Pending → Running → Succeeded

Failed

Unknown
状态含义
Pending已创建但未运行(调度中、拉镜像中)
Running至少一个容器在跑
Succeeded所有容器正常退出(Job 类)
Failed至少一个容器异常退出
Unknown联系不上 kubelet

kubectl get pods 看到的列还有:

  • CrashLoopBackOff:容器反复崩,K8s 退避重启
  • ImagePullBackOff:拉镜像失败
  • Init:0/2:init container 还没跑完
  • Terminating:删除中

2. 容器生命周期

[init container 1] → [init container 2] → ...

[main container 启动]

[postStart hook] ← 异步,不阻塞

[readinessProbe 通过] → Service 加入流量
[livenessProbe 持续检查]

[收到 SIGTERM]

[preStop hook] ← 同步,阻塞

[发 SIGTERM 给容器进程,等 terminationGracePeriodSeconds]

[超时强杀 SIGKILL]

2.1 探针(Probes)

spec:
containers:
- name: web
readinessProbe: # 决定是否接流量
httpGet:
path: /ready
port: 80
initialDelaySeconds: 5
periodSeconds: 10
timeoutSeconds: 3
successThreshold: 1
failureThreshold: 3

livenessProbe: # 决定是否重启
httpGet:
path: /health
port: 80
initialDelaySeconds: 30
periodSeconds: 30
failureThreshold: 3

startupProbe: # 慢启动应用专用
httpGet:
path: /health
port: 80
failureThreshold: 30
periodSeconds: 10

三种探针差别:

探针失败后果
readinessProbe从 Service 摘除(不接新流量)
livenessProbe重启容器
startupProbe启动期专用,未通过前另两个不生效

重要:readiness 失败 ≠ 重启。这区分对前端 SSR 很重要:依赖的下游短暂不可用时不该重启自己。

2.2 探针类型

# HTTP
httpGet:
path: /health
port: 80

# TCP
tcpSocket:
port: 80

# 命令
exec:
command: ["sh", "-c", "test -f /tmp/healthy"]

# gRPC(K8s 1.24+)
grpc:
port: 9000
service: health

2.3 hook

lifecycle:
postStart:
exec:
command: ["sh", "-c", "echo started"]
preStop:
exec:
command: ["sh", "-c", "sleep 10 && nginx -s quit"]

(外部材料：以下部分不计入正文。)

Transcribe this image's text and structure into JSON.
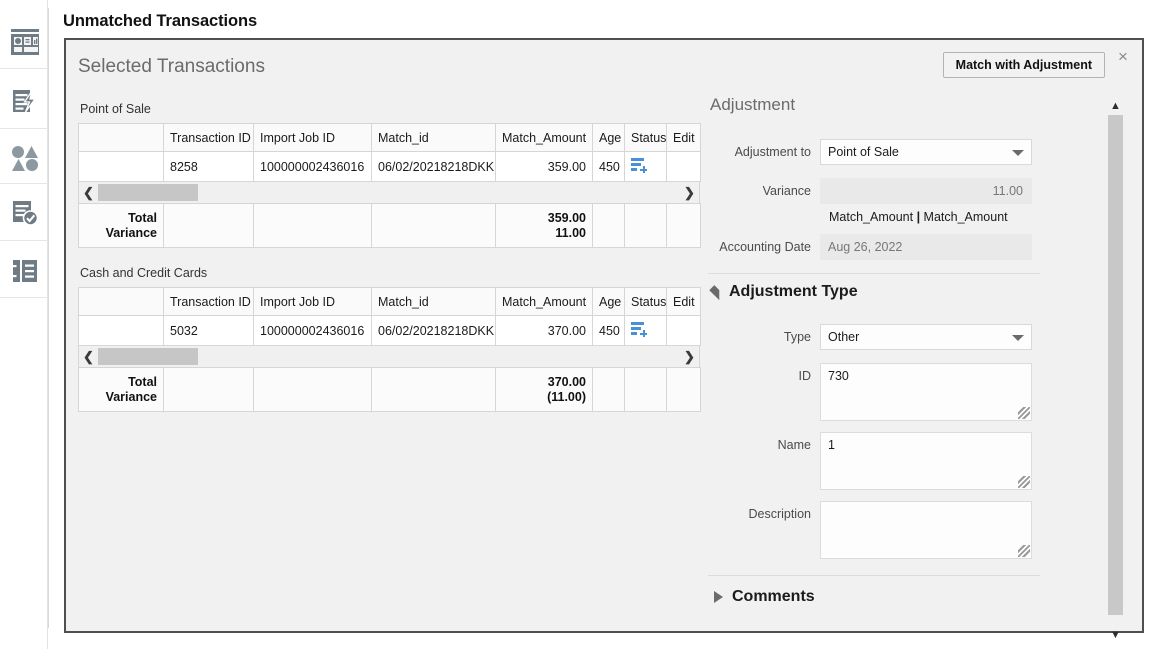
{
  "page": {
    "title": "Unmatched Transactions"
  },
  "sidebar": {
    "items": [
      {
        "name": "dashboard-icon",
        "label": "Dashboard"
      },
      {
        "name": "quick-actions-icon",
        "label": "Quick Actions"
      },
      {
        "name": "shapes-icon",
        "label": "Shapes"
      },
      {
        "name": "task-approved-icon",
        "label": "Approved Tasks"
      },
      {
        "name": "reports-icon",
        "label": "Reports"
      }
    ]
  },
  "dialog": {
    "title": "Selected Transactions",
    "match_button": "Match with Adjustment",
    "close_label": "×"
  },
  "tables": [
    {
      "caption": "Point of Sale",
      "columns": [
        "",
        "Transaction ID",
        "Import Job ID",
        "Match_id",
        "Match_Amount",
        "Age",
        "Status",
        "Edit"
      ],
      "rows": [
        {
          "select": "",
          "transaction_id": "8258",
          "import_job_id": "100000002436016",
          "match_id": "06/02/20218218DKK",
          "match_amount": "359.00",
          "age": "450",
          "status_icon": "list-add-icon",
          "edit": ""
        }
      ],
      "totals": {
        "label_line1": "Total",
        "label_line2": "Variance",
        "amount_line1": "359.00",
        "amount_line2": "11.00"
      }
    },
    {
      "caption": "Cash and Credit Cards",
      "columns": [
        "",
        "Transaction ID",
        "Import Job ID",
        "Match_id",
        "Match_Amount",
        "Age",
        "Status",
        "Edit"
      ],
      "rows": [
        {
          "select": "",
          "transaction_id": "5032",
          "import_job_id": "100000002436016",
          "match_id": "06/02/20218218DKK",
          "match_amount": "370.00",
          "age": "450",
          "status_icon": "list-add-icon",
          "edit": ""
        }
      ],
      "totals": {
        "label_line1": "Total",
        "label_line2": "Variance",
        "amount_line1": "370.00",
        "amount_line2": "(11.00)"
      }
    }
  ],
  "adjustment": {
    "title": "Adjustment",
    "adjustment_to_label": "Adjustment to",
    "adjustment_to_value": "Point of Sale",
    "variance_label": "Variance",
    "variance_value": "11.00",
    "match_link_left": "Match_Amount",
    "match_link_sep": "|",
    "match_link_right": "Match_Amount",
    "accounting_date_label": "Accounting Date",
    "accounting_date_value": "Aug 26, 2022"
  },
  "adjustment_type": {
    "title": "Adjustment Type",
    "type_label": "Type",
    "type_value": "Other",
    "id_label": "ID",
    "id_value": "730",
    "name_label": "Name",
    "name_value": "1",
    "description_label": "Description",
    "description_value": ""
  },
  "comments": {
    "title": "Comments"
  },
  "colors": {
    "accent": "#4a90d9",
    "dialog_border": "#4f4f4f",
    "panel_bg": "#f1f1f1",
    "icon_gray": "#6f7c85"
  }
}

preStop优雅退出关键:先 sleep 5-10 秒让 Service 把流量摘除,再让应用停。

2.4 优雅退出

spec:
terminationGracePeriodSeconds: 30 # 默认 30s
containers:
- name: web
lifecycle:
preStop:
exec:
command: ["sh", "-c", "sleep 5 && nginx -s quit"]

应用必须正确处理 SIGTERM:

process.on('SIGTERM', async () => {
server.close()
await closeDbConnections()
process.exit(0)
})

3. init container

主容器启动前必须完成的任务:

spec:
initContainers:
- name: wait-for-db
image: busybox
command: ["sh", "-c", "until nc -z db 5432; do sleep 1; done"]
- name: migrate
image: myapp:v1
command: ["npm", "run", "migrate"]
containers:
- name: web
image: myapp:v1

按顺序执行,全部成功才起主容器。失败按 restartPolicy 重试。

4. 调度策略

4.1 nodeSelector(最简)

spec:
nodeSelector:
disktype: ssd
region: cn-hangzhou

节点要打了对应标签:

kubectl label nodes node-1 disktype=ssd

4.2 affinity / anti-affinity

spec:
affinity:
nodeAffinity:
requiredDuringSchedulingIgnoredDuringExecution:
nodeSelectorTerms:
- matchExpressions:
- key: node-type
operator: In
values: [frontend]

podAntiAffinity:
preferredDuringSchedulingIgnoredDuringExecution:
- weight: 100
podAffinityTerm:
labelSelector:
matchLabels:
app: my-frontend
topologyKey: kubernetes.io/hostname

required 硬要求,preferred 软偏好。podAntiAffinity 让自己的 Pod 分散到不同节点(高可用)。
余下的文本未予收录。